Depuis le début du projet de forage en 2021, ces marins abattaient un travail irréprochable et positivement apprécié par leur superviseur à bord. Aucun d’entre eux n’a eu à commettre une faute grave, aucune insuffisance professionnelle ne leur a été notifiée. De surcroÎt, le choix des 9 marins écartés du projet a été fait de façon anarchique, sans aucun respect de critères légalement requis en pareille circonstance tels que l’ancienneté, la compétence professionnelle, les charges sociales etc.
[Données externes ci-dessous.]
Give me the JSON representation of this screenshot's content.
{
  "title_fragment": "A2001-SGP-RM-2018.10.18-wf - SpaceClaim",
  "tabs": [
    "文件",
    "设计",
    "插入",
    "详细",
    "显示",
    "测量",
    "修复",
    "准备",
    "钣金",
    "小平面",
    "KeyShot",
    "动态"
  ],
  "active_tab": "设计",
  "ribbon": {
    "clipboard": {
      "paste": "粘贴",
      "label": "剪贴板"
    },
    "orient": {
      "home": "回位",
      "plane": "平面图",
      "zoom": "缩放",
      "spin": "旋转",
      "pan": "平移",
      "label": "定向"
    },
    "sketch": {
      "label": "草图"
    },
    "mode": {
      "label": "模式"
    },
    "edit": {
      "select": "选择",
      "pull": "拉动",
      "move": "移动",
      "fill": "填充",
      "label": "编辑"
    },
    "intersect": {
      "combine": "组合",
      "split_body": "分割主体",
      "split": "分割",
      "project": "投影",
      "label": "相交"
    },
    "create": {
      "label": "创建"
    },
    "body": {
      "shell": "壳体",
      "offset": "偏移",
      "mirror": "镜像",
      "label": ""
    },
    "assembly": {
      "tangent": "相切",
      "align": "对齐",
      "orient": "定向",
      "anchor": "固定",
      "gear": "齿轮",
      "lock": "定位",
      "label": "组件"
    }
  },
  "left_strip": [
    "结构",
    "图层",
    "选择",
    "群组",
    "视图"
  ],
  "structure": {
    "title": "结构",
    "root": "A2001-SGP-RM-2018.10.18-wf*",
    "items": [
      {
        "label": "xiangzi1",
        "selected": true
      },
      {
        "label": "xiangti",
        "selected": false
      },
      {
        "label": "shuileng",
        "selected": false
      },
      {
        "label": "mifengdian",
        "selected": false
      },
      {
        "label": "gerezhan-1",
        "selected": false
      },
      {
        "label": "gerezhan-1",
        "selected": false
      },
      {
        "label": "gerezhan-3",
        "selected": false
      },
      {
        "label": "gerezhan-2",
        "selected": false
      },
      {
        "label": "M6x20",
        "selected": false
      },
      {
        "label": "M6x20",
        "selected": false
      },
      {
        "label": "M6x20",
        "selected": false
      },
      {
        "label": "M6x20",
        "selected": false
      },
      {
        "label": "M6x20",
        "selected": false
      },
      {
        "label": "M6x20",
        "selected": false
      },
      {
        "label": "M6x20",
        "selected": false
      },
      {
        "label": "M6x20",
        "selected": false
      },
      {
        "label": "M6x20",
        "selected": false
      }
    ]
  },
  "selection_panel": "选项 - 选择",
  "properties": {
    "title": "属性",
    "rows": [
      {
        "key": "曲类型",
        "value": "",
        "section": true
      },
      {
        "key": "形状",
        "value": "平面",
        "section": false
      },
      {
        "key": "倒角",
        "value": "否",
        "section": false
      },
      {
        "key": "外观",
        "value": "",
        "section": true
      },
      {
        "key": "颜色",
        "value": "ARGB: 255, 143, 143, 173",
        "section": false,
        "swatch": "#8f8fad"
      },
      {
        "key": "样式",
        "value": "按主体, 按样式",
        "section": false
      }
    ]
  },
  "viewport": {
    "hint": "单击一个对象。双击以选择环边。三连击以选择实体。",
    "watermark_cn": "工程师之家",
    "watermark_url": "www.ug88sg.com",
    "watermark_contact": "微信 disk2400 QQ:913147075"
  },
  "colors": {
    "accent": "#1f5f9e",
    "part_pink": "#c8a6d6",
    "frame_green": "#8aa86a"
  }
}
Tout se passait bien, jusqu’au mois d’avril 2022. En effet, il y a eu une arrivée de quelques employés philippins qui a provoqué le débarquement inopiné d’un groupe de 4 sénégalais. Puis, chemin faisant, le nombre de philippins grimpait progressivement au détriment de celui des sénégalais. Après quelques mois, le service de catering s’est retrouvé à 67% composé de travailleurs philippins. Pendant tout ce temps les employés sénégalais sont restés à terre recevant le salaire minimal sans embarquer.
Ils ont par la suite été envoyés sur le chantier offshore de GTA pendant 2 mois puis à bord du navire OCEAN BLACK HAWK pendant un peu moins d’un an. Depuis le départ de ce dernier en juillet dernier, ces employés de RMO ENERGY qui y étaient déployés souffrent le martyr.
En effet, leur employeur a décidé, dans un premier temps, de les amener en chômage technique, le temps de les déployer sur le FPSO qui devrait bientôt opérer sur le champ de Sangomar.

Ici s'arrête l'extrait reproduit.